News sites challenge Perplexity’s AI technology
The Tribune’s lawsuit claims that Perplexity is utilizing Retrieval Augmented Generation (RAG) technology, which allows the system to gather information from websites and databases in real-time to formulate responses to bypass paywalls and provide detailed summaries of protected content and deliver the news platform’s content verbatim.
Perplexity’s head of communication, Jesse Dwyer, defended the company’s practices in a statement to The New York Times, stating that publishers have been suing new technology companies for a century, from radio and television to the internet and social media.
“Fortunately, it’s never worked, or we’d all be talking about this by telegraph,” he added. The company maintains that it operates within established legal frameworks governing how information is organized and accessed online.

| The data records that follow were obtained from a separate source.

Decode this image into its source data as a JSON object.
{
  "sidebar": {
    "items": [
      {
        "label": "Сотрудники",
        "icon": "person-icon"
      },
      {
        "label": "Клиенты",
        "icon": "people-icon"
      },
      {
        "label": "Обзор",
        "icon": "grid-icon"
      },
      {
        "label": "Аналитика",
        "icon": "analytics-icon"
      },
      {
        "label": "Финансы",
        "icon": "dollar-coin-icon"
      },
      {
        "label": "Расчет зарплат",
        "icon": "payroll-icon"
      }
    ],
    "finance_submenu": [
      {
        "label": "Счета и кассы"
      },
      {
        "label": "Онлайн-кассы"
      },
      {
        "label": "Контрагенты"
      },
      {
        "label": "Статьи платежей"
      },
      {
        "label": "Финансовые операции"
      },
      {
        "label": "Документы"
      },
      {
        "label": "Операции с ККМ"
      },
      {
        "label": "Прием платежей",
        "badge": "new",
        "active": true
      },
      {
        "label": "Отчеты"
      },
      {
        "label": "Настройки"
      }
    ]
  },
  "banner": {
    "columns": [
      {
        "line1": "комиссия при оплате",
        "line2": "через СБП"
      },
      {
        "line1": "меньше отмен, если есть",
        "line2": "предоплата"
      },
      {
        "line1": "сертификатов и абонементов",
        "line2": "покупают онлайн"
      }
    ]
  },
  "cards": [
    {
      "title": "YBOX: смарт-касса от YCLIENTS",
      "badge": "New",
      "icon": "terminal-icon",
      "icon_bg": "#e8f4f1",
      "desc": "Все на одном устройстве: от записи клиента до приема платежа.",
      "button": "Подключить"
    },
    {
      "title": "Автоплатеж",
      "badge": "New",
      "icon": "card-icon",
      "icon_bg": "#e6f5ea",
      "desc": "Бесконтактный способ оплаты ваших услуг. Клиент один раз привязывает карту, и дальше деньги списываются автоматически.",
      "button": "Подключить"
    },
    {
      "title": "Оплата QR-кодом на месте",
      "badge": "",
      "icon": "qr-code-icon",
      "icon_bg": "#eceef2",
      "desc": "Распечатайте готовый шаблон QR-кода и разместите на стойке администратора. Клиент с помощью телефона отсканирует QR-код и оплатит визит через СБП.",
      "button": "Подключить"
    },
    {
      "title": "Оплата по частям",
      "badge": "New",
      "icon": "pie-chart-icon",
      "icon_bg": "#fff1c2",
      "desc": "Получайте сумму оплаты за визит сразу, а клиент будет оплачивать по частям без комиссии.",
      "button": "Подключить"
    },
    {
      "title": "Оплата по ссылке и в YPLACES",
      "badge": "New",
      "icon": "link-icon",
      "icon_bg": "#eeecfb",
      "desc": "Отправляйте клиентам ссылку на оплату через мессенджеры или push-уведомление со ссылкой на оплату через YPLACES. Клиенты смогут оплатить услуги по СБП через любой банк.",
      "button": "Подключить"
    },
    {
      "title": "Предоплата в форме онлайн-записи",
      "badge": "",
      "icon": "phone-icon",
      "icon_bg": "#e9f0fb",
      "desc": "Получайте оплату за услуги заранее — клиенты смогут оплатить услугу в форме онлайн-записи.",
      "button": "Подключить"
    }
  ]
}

The AI copyrights frontier is expanding
More than 40 current court cases exist between AI companies and copyright holders in the United States. In October, Dow Jones and the New York Post sued Perplexity for similar violations, while Reddit filed a suit accusing the startup of unlawfully scraping user data.
Japanese publishers Nikkei and Asahi Shimbun, along with Encyclopedia Britannica, have also taken legal action against the same AI startup.
In Italy, two media firms, RTI and Medusa Film, owned by the Berlusconi family, sued Perplexity in Rome, accusing the company of using their copyrighted films and TV programs to train AI models without receiving permission to do so.
Publishers say that AI-generated summaries threaten their business models by diverting traffic from their websites, reducing advertising opportunities, and undermining paid subscription services.
Meta sidesteps litigation
Perplexity faces increasing litigation; however, it is not the only one in the AI space that has been hit with lawsuits. OpenAI, Claude’s Anthropic, and others also have cases with publishers.
However, Meta has demonstrated an alternative path forward with its most recent move.
The Facebook parent company announced multiple commercial AI data agreements with news publishers, including USA Today, CNN, Fox News, The Daily Caller, Washington Examiner, and Le Monde.
These arrangements allow Meta to provide real-time news through its AI chatbot while properly attributing content and linking to original articles, though financial terms remain undisclosed.
The publishers are seeking court orders to stop Perplexity from using their content, destruction of databases containing copyrighted work, and monetary damages for alleged harm.